Sie begeistert. Oder wird gehasst. Für die Rechte in Chile ist die 23-jährige Kommunistin Camila Vallejo ein rotes Tuch. Eine Hündin, die man töten sollte, nannte sie eine Regierungsbeamtin. Denn für jene, denen Chiles neoliberales Modell wenig Platz zum Leben lässt, verkörpert sie die Hoffnung auf etwas anderes als ein Leben auf Kredit und im Schatten der offiziell längst besiegten Militärdiktatur.

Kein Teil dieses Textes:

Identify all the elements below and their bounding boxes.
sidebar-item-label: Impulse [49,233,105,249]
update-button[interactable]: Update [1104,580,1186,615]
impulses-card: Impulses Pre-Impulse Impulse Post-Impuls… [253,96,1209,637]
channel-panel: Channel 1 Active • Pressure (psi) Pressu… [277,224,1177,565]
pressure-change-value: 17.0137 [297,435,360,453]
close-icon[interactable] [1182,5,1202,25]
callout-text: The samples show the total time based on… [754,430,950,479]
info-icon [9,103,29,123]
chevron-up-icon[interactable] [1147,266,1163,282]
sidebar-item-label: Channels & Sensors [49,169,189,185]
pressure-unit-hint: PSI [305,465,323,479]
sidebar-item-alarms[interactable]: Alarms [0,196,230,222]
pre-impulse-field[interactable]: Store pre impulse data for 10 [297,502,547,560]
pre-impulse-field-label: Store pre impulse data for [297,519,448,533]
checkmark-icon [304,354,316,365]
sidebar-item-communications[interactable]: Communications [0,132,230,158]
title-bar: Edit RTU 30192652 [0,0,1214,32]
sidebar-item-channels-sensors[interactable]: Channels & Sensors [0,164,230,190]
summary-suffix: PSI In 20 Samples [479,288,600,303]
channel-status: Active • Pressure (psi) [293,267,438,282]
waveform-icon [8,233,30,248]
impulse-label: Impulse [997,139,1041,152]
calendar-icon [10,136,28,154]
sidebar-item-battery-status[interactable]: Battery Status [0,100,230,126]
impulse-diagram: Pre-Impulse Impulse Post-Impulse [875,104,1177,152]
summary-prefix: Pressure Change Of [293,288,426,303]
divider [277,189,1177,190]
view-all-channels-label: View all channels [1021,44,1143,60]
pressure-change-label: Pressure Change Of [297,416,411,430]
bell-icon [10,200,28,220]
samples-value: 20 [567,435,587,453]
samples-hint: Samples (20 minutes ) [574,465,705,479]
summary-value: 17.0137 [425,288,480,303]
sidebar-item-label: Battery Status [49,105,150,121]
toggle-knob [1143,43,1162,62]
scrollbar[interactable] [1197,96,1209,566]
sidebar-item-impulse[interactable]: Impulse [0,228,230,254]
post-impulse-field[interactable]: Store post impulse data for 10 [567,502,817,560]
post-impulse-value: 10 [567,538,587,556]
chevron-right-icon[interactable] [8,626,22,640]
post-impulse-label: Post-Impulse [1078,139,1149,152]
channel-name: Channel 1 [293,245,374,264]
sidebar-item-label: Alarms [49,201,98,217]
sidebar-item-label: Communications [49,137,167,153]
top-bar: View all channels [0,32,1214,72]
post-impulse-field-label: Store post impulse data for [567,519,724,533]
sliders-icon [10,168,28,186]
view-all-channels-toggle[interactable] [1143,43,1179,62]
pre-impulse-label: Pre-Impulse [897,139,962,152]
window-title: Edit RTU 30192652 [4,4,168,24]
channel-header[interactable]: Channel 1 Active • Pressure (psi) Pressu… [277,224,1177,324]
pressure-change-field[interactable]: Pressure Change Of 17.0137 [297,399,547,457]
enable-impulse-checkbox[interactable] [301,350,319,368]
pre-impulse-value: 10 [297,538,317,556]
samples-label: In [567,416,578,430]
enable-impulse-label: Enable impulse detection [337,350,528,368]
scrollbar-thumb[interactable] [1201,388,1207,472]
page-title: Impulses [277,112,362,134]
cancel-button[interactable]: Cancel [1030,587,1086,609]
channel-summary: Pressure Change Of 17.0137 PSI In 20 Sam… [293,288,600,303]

Also wird sie gefeiert, auch in Deutschland. Auf ihrer gerade beendeten Rundreise jubelten ihr junge Studenten und ältere Exilchilenen zu. Sie rufen Sätze wie: „Das Volk wird nicht zu besiegen sein, wenn es zusammensteht.“ Da betritt sie gerade den überfüllten Saal der Berliner Humboldt-Universität – es wird diskutiert, wie die Welt zu verändern sei. Später wird sie eine halbe Stunde für Fotos belagert. Sie lächelt geduldig, wirkt unnahbar, sie will das hier nicht.

„Die Chilenen haben ihre Angst verloren. Sie glauben wieder an kollektive Handlungen. Das lässt sich nicht zurückdrehen“, sagt Vallejo. Sie ist der beste Beweis für die Entschlossenheit, mit der viele Chilenen seit Frühjahr 2011 für mehr öffentliche, kostenlose Schulen und Universitäten auf die Straßen gehen.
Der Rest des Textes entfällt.